Proyek MBG tidak hanya gagal mewujudkan hak atas pangan dan gizi anak-anak, tapi juga tidak adil dalam dimensi gender. Pasalnya, MBG menampilkan pendekatan program yang bias gender dan mereproduksi konstruksi peran perempuan dalam negara yang dibentuk sejak Orde Baru, yakni ideologi Ibuisme (Suryakusuma, 1996) yang menetapkan perempuan dalam peran ‘pendukung’ bagi laki-laki (suami/negara) bukan sebagai tokoh utama. Perempuan diharapkan hanya berfokus pada kerja reproduktif seperti pengasuhan dan perawatan yang tidak dibayar. Ironisnya lagi, maskulinitas membalut kokoh struktur BGN, teridentifikasi dari sepuluh petugas tinggi BGN, hanya satu orang perempuan, bahkan enam di antaranya memiliki latar belakang TNI-Polri. Seleksi Sarjana Penggerak Pembangunan Indonesia (SPPI) untuk posisi Kepala Dapur SPPG tahap ketiga misalnya, hanya menetapkan kuota 10% bagi perempuan dari 30.000 peserta. Selain itu, meski mungkin benar janji Dadan Hindayana (Ketua Badan Gizi Nasional) untuk menyerap tenaga kerja perempuan sampai 55% dalam proyek ini—tapi perempuan hanya mendominasi posisi relawan (6). Sebagai gambaran: sebanyak 47 dari 50 orang dalam satu SPPG berstatus sebagai relawan dan sebagian besar perempuan. Hal ini seturut dengan konstruksi yang menempatkan perempuan bukan sebagai pencari nafkah utama dalam keluarga, sehingga bisa dibayar rendah atau tidak dibayar meskipun memiliki beban kerja yang setara atau bahkan lebih besar. Di sisi lain, alih-alih melibatkan para pelaku ekonomi informal, seperti penjual makanan di kantin sekolah yang sebagian besar perempuan, MBG justru berpotensi merugikan atau justru menyingkirkan keberadaan mereka. Realita ini kontradiktif dengan janji MBG untuk menyediakan lapangan kerja dan memberdayakan ekonomi lokal.

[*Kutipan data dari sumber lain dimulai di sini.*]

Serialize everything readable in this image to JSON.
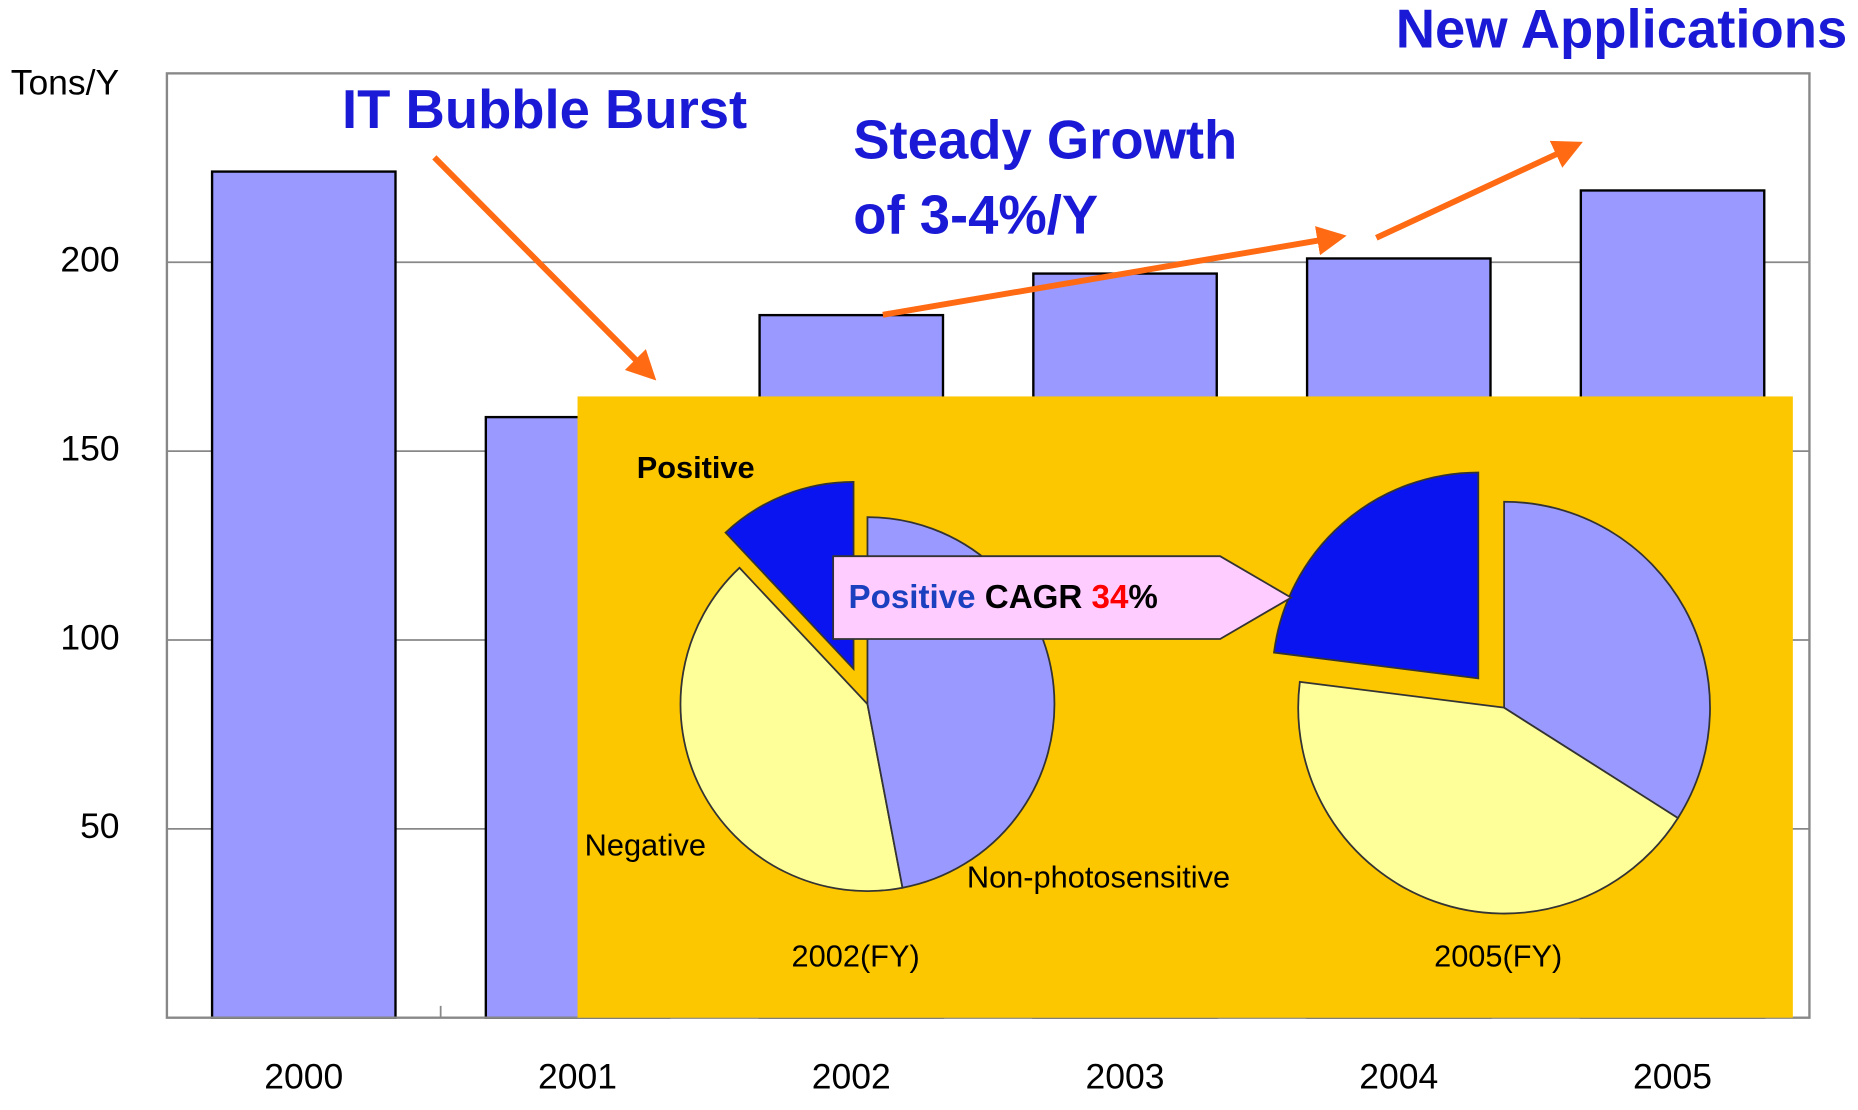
{
  "chart_data": [
    {
      "type": "bar",
      "y_label": "Tons/Y",
      "categories": [
        "2000",
        "2001",
        "2002",
        "2003",
        "2004",
        "2005"
      ],
      "values": [
        224,
        159,
        186,
        197,
        201,
        219
      ],
      "color": "#9999ff",
      "ylim": [
        0,
        250
      ],
      "yticks": [
        50,
        100,
        150,
        200
      ],
      "grid": true,
      "annotations": [
        "IT Bubble Burst",
        "Steady Growth",
        "of 3-4%/Y",
        "New Applications"
      ],
      "callout": [
        {
          "text": "Positive",
          "color": "#1a3fbf"
        },
        {
          "text": "CAGR",
          "color": "#000000"
        },
        {
          "text": "34",
          "color": "#ff0000"
        },
        {
          "text": "%",
          "color": "#000000"
        }
      ]
    },
    {
      "type": "pie",
      "title": "2002(FY)",
      "categories": [
        "Positive",
        "Negative",
        "Non-photosensitive"
      ],
      "values": [
        12,
        41,
        47
      ],
      "colors": [
        "#0a14f0",
        "#ffff99",
        "#9999ff"
      ],
      "explode": [
        true,
        false,
        false
      ]
    },
    {
      "type": "pie",
      "title": "2005(FY)",
      "values": [
        23,
        43,
        34
      ],
      "colors": [
        "#0a14f0",
        "#ffff99",
        "#9999ff"
      ],
      "explode": [
        true,
        false,
        false
      ]
    }
  ]
}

Akhirnya, implementasi proyek Makan Bergizi Gratis (MBG) yang sebetulnya belum sampai satu tahun ini, menghadapi kegagalan struktural dan normatif yang sangat serius. Sebab proyek ini, gagal menjamin ketersediaan pangan bermutu, kelayakan nutrisi, aksesibilitas fisik dan ekonomi, serta keberlanjutan hukum dan anggaran—yang berujung pada kasus keracunan massal dan trauma pada anak-anak. Di samping itu, proyek ini pun bias gender—mengokohkan peran perempuan dalam ruang domestik dan mengabaikan peran mereka sebagai pelaku ekonomi aktif. Seluruh fakta tersebut menegaskan bahwa: alih-alih menjadi tonggak pemenuhan hak atas pangan dan gizi, MBG dalam bentuknya sekarang lebih cenderung menjadi politis dan moral yang harus dihentikan dan dievaluasi total.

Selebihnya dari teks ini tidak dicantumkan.